虚血性心疾患
虚血性心疾患とは
狭心症や心筋梗塞など、心臓を栄養している冠動脈の病気により心臓の血流が足りなくなる疾患を虚血性心疾患といいます。心臓に血流が足りない状態では痛みや心不全、場合によっては心停止に至る危険性があり治療が必要です。
治療方法
薬物治療、カテーテル治療、冠動脈バイパス手術などいくつかの方法がありますが、当科では主に冠動脈バイパス手術を行っています。予防医学の向上や、カテーテル治療での成績向上などもあり、冠動脈バイパス手術は減少してきていますが、いまでもバイパス手術が必要な病状はあります。
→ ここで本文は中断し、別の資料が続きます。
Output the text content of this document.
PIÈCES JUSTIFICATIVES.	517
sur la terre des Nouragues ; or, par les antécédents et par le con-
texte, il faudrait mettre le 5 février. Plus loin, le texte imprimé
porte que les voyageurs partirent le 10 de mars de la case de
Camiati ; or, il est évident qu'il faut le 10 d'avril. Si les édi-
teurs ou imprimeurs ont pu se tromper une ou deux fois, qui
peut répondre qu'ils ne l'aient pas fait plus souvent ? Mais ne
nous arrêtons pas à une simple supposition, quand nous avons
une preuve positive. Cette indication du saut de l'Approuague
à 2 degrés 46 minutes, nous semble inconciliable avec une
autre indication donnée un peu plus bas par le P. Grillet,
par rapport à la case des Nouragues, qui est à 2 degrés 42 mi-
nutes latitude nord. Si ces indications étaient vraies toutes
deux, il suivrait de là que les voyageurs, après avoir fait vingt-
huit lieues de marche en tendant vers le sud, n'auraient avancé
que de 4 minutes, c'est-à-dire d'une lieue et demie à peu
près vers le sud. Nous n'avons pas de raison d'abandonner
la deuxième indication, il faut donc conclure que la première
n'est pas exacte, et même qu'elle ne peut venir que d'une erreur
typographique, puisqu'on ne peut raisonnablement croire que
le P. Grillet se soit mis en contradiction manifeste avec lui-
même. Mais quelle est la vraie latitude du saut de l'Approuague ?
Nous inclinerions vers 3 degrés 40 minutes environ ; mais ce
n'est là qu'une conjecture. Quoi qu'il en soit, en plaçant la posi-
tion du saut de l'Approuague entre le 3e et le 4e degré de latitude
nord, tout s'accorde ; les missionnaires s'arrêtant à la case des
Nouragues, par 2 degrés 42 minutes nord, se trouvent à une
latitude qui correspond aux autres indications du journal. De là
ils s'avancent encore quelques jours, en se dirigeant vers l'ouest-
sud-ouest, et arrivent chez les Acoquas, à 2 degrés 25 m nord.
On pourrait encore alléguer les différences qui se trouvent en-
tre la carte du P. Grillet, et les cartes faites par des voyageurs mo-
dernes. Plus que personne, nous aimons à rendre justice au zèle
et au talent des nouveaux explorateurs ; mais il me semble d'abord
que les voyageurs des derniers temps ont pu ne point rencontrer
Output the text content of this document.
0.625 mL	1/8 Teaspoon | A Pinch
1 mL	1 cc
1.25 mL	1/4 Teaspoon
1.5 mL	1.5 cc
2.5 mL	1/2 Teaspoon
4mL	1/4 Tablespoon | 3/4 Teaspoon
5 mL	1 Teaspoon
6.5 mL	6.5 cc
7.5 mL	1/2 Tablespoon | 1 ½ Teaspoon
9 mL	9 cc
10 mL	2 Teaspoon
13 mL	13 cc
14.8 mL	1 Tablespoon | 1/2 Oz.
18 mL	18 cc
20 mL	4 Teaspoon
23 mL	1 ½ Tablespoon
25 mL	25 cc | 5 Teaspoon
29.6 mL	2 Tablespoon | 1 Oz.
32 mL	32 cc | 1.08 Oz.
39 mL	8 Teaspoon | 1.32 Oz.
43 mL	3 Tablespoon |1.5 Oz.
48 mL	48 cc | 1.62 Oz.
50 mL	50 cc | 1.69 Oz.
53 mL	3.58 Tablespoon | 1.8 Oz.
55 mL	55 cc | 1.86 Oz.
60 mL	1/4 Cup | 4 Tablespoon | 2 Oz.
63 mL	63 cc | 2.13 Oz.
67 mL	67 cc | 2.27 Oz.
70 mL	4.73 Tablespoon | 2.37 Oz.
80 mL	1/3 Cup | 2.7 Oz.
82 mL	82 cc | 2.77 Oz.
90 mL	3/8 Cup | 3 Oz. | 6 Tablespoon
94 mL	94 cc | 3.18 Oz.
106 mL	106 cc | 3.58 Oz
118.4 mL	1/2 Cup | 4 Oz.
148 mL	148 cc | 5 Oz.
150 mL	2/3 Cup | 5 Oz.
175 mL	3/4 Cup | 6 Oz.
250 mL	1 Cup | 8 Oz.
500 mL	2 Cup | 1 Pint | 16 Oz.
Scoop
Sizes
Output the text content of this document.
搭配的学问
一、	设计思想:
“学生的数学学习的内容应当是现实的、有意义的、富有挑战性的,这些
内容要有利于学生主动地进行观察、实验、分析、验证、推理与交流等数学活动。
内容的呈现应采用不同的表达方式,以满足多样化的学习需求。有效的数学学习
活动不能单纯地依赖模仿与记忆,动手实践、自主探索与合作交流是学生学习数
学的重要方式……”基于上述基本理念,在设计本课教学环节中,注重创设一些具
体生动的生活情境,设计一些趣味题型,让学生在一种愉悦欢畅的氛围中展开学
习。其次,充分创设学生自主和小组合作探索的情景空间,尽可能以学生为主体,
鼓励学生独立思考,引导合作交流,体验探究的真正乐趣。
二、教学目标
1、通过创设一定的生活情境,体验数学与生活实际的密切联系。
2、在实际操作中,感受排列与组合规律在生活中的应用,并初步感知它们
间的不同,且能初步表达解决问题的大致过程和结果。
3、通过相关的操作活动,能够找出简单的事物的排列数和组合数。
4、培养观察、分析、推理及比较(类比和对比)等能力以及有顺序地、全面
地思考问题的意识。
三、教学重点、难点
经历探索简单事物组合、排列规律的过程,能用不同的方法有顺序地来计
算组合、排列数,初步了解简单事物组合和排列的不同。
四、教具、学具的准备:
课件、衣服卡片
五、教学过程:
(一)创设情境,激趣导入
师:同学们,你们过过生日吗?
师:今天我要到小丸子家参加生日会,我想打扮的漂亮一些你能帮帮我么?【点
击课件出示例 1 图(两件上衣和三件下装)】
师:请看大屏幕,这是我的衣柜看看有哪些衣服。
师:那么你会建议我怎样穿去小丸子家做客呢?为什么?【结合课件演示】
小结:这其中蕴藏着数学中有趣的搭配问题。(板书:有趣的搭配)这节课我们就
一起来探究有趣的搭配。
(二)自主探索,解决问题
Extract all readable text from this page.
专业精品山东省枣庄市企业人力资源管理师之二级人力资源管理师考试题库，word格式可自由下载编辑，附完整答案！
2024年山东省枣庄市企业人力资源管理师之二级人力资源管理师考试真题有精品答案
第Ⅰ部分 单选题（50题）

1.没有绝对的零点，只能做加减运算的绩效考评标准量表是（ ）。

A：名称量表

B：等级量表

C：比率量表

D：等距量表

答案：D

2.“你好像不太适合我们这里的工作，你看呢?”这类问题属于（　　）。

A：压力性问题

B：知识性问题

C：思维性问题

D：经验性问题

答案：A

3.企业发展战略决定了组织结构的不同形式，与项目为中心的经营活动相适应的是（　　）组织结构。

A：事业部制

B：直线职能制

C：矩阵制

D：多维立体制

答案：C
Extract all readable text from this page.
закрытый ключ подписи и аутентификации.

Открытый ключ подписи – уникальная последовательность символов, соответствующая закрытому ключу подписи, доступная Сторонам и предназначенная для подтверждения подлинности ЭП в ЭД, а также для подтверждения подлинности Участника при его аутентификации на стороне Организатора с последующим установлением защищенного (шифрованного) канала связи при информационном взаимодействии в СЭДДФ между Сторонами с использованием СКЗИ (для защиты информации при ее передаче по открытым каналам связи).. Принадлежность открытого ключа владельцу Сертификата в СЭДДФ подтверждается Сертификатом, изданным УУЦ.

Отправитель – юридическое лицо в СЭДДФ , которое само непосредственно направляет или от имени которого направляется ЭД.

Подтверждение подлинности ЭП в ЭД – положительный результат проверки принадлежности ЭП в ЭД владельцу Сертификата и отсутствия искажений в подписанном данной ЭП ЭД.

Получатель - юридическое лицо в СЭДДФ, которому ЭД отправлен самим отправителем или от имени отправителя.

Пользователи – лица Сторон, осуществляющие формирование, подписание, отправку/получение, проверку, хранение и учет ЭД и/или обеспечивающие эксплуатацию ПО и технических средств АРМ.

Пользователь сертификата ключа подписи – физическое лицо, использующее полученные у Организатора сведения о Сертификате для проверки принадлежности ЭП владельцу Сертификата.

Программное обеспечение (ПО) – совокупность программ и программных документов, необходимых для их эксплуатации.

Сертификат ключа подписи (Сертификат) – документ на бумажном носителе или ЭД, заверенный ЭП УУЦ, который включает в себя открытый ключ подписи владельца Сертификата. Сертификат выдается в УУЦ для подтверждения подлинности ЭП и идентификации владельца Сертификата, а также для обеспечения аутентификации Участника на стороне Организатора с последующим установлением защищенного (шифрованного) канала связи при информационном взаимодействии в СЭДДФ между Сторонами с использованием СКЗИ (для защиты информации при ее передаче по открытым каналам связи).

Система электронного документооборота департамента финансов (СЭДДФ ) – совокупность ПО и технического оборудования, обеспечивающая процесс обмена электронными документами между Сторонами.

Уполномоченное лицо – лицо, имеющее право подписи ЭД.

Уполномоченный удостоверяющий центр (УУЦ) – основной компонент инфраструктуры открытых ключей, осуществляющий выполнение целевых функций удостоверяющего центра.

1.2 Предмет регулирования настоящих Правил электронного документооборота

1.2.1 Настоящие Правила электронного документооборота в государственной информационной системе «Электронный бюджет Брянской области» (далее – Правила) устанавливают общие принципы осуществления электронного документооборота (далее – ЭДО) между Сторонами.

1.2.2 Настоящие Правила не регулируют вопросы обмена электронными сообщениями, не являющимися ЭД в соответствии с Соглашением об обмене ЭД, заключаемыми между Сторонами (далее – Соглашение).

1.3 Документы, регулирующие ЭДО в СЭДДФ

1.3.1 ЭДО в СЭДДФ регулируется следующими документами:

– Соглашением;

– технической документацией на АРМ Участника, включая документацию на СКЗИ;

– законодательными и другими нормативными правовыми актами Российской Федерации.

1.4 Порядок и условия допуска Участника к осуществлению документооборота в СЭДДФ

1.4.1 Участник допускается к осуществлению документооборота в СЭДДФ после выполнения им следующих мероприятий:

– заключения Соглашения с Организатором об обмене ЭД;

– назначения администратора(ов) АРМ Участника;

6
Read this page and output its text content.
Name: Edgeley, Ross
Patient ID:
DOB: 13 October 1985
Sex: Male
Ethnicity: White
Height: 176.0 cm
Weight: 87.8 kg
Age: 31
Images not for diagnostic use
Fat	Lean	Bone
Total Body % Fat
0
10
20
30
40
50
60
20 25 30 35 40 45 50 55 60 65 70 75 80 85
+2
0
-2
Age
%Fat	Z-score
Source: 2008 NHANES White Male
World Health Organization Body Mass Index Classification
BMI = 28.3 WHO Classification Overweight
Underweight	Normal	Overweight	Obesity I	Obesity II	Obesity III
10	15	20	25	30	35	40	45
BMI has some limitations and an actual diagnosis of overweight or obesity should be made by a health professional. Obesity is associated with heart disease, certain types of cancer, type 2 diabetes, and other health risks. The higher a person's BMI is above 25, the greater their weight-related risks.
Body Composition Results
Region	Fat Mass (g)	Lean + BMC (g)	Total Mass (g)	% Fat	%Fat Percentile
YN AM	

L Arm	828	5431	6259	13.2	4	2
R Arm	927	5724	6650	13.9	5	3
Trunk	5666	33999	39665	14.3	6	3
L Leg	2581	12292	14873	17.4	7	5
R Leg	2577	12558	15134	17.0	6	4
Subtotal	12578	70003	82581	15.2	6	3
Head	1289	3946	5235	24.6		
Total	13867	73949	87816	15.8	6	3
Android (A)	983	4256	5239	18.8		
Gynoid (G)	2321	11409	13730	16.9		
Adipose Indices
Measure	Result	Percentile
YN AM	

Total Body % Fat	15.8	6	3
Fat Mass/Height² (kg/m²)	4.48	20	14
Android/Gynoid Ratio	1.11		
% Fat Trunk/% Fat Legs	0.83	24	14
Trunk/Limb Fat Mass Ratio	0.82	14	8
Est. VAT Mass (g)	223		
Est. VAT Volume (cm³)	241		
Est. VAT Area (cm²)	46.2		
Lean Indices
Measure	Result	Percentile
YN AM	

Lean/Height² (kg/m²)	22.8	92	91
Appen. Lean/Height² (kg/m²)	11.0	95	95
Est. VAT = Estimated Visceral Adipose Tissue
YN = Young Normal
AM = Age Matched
人工心肺を使用する冠動脈バイパス手術や人工心肺を使用せずに心臓が拍動した状態で行うoff-pump 冠動脈バイパス手術(OPCAB)も行っています。また冠動脈バイパス手術で使用する下肢の静脈採取も内視鏡を使用することで小さな傷での採取が可能です。
冠動脈バイパス手術
狭くなったり詰まった部分より先の冠動脈は血流が少ない状態になっています。その血流が減ってしまった部分の血流を増やす方法として冠動脈バイパス術があります。狭い部分よりも先の冠動脈に別の血管をつなぎバイパスをしてあげることで血流を増やす方法です。
つなぐ別の血管は胸骨の裏にある内胸動脈や足から採取した大伏在静脈、腕から採取した橈骨動脈、胃の傍にある右胃大網動脈などを採取し、使用します。
冠動脈バイパス手術には人工心肺を使用する術式と人工心肺を使用しない術式があります。人工心肺を使用しない冠動脈バイパス手術は「心拍動下バイパス手術」と呼ばれ、心臓が拍動した状態のまま血管を吻合する手術です。人工心肺を使用しないため、患者さんの負担は小さく術後の回復も早いことが知られており、積極的に心拍動下バイパス手術に取り組んでいます。
内視鏡システムを使用した静脈採取術
また、上記に記載しているバイパスに使用するために下肢から静脈を採取しますが、通常は大きな傷になり術後に下肢の疼痛や合併症が生じることがあります。当科では内視鏡システムを使った下肢静脈の採取術も採用しているため、静脈の大きさや形態が問題ない場合、内視鏡システムで低侵襲での採取が可能となっています。